What should I do to deal with this type of problem ?.
Edit:
In some situations, the objective function is not linear but may be a sum of quadratic and cubic terms ${x^2} + {y^2} + {z^2} + {t^3} + {y^3}$
Thank you very much !
For a model to be convex, both the objective function and the feasible region must be convex. The objective function $x + 2y + z + t$ is convex because it is linear, so we can get that out of the way. For a constraint to be convex, its eigenvalues for the hessian must be positive. In other words, there are two definitions we need to use:
A matrix is called positive semi-definite if it is symmetric and all its eigenvalues are non-negative.
If the Hessian matrix is positive semi-definite at all points in a set, then the function is convex in that set.
Now let us look at each constraint individually,
The constraint $x + 2y + z + t \ge 1$ is linear, so that is done. For $a_1x^3+a_2y^3+a_3z^3−t\le0$, the Hessian is:
\begin{bmatrix} 6a_1x & 0 & 0 & 0\\ 0 & 6a_2y & 0 & 0\\ 0 & 0 & 6a_3z & 0\\ 0 & 0 & 0 & 0\\ \end{bmatrix}
In which the eigenvalues (the diagonals) are non-negative since $x,y,z\ge0$ and $a_1,a_2,a_3>0$, therefore this is convex. Likewise, for constraint $b_1x^4+b_2y^4+b_3z^4−y$, the Hessian is:
\begin{bmatrix} 12b_1x^2 & 0 & 0 \\ 0 & 12b_2y^2 & 0 \\ 0 & 0 & 12b_3z^2 \end{bmatrix}
In which the eigenvalues (the diagonals) are non-negative since $x,y,z\ge0$ and $b_1,b_2,b_3>0$, therefore this is convex.

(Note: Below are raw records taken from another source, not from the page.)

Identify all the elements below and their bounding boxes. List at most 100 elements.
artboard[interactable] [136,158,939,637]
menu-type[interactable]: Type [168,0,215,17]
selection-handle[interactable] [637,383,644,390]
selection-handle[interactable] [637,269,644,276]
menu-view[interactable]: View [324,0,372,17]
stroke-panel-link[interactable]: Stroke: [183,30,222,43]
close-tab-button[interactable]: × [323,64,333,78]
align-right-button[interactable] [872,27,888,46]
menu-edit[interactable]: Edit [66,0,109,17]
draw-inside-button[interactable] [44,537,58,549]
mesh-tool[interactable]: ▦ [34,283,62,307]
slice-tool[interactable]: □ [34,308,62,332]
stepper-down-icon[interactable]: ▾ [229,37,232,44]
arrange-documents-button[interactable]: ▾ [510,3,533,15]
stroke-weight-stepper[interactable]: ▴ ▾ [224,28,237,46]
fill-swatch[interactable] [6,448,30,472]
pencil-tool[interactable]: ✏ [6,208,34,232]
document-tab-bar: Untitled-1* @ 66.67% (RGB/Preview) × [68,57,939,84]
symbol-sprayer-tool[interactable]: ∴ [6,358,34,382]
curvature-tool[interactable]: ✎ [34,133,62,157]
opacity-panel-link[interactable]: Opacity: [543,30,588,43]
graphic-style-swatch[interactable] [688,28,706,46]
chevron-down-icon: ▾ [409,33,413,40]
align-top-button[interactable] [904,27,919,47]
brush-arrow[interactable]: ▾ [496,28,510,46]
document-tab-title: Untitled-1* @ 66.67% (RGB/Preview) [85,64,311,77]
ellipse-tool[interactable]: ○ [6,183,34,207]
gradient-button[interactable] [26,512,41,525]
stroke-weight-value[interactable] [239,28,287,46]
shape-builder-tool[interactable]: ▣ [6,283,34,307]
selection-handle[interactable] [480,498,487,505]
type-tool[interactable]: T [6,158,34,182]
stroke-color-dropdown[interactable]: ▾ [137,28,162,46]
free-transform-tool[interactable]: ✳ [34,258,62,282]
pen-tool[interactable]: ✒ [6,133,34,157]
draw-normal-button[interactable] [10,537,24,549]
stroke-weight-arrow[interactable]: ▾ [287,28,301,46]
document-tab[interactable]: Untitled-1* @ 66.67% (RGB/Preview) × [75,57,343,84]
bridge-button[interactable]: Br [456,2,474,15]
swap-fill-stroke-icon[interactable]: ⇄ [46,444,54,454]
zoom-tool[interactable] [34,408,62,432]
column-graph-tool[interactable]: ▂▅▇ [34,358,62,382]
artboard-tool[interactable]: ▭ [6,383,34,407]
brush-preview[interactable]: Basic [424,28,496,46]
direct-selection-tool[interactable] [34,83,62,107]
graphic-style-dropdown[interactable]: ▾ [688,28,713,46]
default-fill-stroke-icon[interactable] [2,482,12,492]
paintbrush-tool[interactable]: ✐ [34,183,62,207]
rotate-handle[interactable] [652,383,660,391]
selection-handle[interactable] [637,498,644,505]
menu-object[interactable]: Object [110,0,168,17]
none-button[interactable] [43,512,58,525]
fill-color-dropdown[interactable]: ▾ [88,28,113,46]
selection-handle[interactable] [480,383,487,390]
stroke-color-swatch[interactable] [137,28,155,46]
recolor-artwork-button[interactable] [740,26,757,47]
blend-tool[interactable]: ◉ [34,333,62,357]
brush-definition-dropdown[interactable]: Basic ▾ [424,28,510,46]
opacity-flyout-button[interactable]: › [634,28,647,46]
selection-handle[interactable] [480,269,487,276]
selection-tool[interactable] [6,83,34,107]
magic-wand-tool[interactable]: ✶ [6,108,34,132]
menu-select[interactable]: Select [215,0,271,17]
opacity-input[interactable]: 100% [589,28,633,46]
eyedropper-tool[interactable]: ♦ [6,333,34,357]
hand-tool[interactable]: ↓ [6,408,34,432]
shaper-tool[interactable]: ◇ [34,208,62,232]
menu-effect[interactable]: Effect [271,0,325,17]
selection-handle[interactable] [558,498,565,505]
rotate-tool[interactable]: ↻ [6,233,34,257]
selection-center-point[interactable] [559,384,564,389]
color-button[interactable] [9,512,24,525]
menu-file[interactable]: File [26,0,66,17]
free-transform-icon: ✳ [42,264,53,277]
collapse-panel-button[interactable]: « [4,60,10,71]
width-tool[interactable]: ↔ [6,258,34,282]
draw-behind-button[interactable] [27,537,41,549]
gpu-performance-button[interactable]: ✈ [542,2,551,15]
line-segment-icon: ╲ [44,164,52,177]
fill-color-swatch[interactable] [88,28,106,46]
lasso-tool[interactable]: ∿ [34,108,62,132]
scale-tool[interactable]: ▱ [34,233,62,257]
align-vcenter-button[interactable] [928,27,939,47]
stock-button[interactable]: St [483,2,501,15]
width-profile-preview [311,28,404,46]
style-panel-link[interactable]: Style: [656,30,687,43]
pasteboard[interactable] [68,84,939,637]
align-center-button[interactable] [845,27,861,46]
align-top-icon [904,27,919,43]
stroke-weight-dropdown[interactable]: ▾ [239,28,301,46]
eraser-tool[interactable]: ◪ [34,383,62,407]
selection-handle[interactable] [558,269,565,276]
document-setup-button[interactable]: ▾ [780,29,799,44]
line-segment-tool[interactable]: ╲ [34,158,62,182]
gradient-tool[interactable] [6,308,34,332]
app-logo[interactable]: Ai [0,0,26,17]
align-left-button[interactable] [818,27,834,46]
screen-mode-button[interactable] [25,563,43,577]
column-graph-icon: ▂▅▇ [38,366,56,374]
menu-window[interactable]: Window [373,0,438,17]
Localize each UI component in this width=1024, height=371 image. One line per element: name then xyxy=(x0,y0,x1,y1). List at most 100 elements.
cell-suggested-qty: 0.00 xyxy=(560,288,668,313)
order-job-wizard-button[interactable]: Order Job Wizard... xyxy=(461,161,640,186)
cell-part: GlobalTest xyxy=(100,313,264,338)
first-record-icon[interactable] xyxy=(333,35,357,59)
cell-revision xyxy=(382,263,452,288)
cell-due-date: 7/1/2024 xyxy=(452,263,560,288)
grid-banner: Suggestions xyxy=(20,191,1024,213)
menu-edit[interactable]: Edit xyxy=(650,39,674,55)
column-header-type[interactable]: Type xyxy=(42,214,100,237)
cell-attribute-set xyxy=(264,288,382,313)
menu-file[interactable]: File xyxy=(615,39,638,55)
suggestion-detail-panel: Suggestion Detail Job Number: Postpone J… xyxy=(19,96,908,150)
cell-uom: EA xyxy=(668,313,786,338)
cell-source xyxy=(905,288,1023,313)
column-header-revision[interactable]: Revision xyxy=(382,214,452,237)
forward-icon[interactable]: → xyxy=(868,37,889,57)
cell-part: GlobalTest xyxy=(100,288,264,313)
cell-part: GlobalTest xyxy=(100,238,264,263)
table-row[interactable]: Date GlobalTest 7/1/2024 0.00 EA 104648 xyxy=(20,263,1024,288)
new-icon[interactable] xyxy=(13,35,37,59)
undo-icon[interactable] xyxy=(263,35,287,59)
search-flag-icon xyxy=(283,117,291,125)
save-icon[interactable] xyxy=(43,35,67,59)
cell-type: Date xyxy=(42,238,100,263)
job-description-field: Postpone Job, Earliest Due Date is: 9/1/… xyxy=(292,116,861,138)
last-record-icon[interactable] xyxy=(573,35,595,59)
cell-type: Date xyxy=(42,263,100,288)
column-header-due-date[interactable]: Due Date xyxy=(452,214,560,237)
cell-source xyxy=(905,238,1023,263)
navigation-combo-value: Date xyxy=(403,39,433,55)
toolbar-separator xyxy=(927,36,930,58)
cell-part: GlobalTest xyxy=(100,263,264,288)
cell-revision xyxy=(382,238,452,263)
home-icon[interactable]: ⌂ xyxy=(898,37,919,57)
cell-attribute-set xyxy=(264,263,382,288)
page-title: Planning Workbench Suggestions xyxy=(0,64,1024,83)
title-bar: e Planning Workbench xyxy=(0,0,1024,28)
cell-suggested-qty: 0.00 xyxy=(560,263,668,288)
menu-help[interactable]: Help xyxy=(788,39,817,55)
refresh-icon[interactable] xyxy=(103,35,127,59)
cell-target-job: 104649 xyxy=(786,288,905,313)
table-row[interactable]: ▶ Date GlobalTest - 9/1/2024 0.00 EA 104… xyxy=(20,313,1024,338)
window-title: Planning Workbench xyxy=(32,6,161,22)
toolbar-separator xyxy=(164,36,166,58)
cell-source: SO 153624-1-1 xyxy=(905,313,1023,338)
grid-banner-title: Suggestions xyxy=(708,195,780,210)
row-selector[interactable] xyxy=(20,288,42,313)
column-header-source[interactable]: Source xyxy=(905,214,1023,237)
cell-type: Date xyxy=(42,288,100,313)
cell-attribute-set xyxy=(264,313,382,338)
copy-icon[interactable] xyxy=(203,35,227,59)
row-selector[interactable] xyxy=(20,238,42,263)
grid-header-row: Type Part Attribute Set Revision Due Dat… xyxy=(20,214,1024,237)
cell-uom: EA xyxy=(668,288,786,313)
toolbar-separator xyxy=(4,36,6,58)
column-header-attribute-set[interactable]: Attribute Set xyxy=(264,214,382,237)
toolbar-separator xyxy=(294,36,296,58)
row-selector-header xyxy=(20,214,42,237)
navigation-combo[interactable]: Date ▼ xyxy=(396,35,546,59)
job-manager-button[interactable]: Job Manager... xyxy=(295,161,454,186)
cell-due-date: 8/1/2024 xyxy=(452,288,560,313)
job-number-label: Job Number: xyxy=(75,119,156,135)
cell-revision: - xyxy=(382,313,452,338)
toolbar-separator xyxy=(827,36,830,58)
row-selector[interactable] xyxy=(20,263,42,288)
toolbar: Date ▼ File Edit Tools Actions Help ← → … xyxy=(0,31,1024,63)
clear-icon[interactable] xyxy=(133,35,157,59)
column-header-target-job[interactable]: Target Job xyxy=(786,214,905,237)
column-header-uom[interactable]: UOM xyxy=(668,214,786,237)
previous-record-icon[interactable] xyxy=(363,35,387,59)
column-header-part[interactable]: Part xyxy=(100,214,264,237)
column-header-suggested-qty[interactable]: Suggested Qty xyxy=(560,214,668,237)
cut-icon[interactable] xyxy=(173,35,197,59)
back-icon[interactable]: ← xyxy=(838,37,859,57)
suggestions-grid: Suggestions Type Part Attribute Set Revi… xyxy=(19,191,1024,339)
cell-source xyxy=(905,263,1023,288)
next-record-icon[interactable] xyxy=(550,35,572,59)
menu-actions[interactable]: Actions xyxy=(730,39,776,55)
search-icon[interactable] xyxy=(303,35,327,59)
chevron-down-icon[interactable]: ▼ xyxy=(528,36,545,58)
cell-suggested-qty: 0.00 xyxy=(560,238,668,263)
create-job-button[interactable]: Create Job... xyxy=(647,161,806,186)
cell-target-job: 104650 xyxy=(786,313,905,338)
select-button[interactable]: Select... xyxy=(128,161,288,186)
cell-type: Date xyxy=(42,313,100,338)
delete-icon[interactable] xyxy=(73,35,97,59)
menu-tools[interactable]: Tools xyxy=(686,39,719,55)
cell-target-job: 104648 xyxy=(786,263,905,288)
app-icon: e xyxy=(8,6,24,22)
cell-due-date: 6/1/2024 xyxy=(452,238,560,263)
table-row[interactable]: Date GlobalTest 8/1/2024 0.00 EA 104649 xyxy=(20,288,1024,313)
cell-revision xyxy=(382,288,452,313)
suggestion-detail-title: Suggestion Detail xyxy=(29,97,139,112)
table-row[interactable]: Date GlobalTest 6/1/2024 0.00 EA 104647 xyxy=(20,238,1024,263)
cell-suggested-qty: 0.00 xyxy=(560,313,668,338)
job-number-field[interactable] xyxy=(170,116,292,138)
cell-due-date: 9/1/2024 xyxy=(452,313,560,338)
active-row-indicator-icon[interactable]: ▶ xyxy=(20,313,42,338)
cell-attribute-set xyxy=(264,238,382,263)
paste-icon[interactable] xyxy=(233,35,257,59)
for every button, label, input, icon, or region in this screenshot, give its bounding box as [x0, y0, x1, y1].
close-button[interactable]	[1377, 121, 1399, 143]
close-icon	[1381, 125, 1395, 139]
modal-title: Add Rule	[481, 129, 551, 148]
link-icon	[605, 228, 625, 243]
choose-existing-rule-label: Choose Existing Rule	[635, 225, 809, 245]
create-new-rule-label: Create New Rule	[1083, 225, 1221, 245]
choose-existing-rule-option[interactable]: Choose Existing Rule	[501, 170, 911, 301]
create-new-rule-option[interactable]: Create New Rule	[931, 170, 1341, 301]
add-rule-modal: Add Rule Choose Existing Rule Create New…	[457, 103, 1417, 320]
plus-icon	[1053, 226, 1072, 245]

Therefore, this model is convex with the original problem for the particular region space. For the additional objective function, the Hessian of that is,
\begin{bmatrix} 2 & 0 & 0 & 0\\ 0 & 6y+2 & 0 & 0\\ 0 & 0 & 2 & 0 \\ 0 & 0 & 0 & 6t \end{bmatrix}
The same logic applies, and it is therefore convex.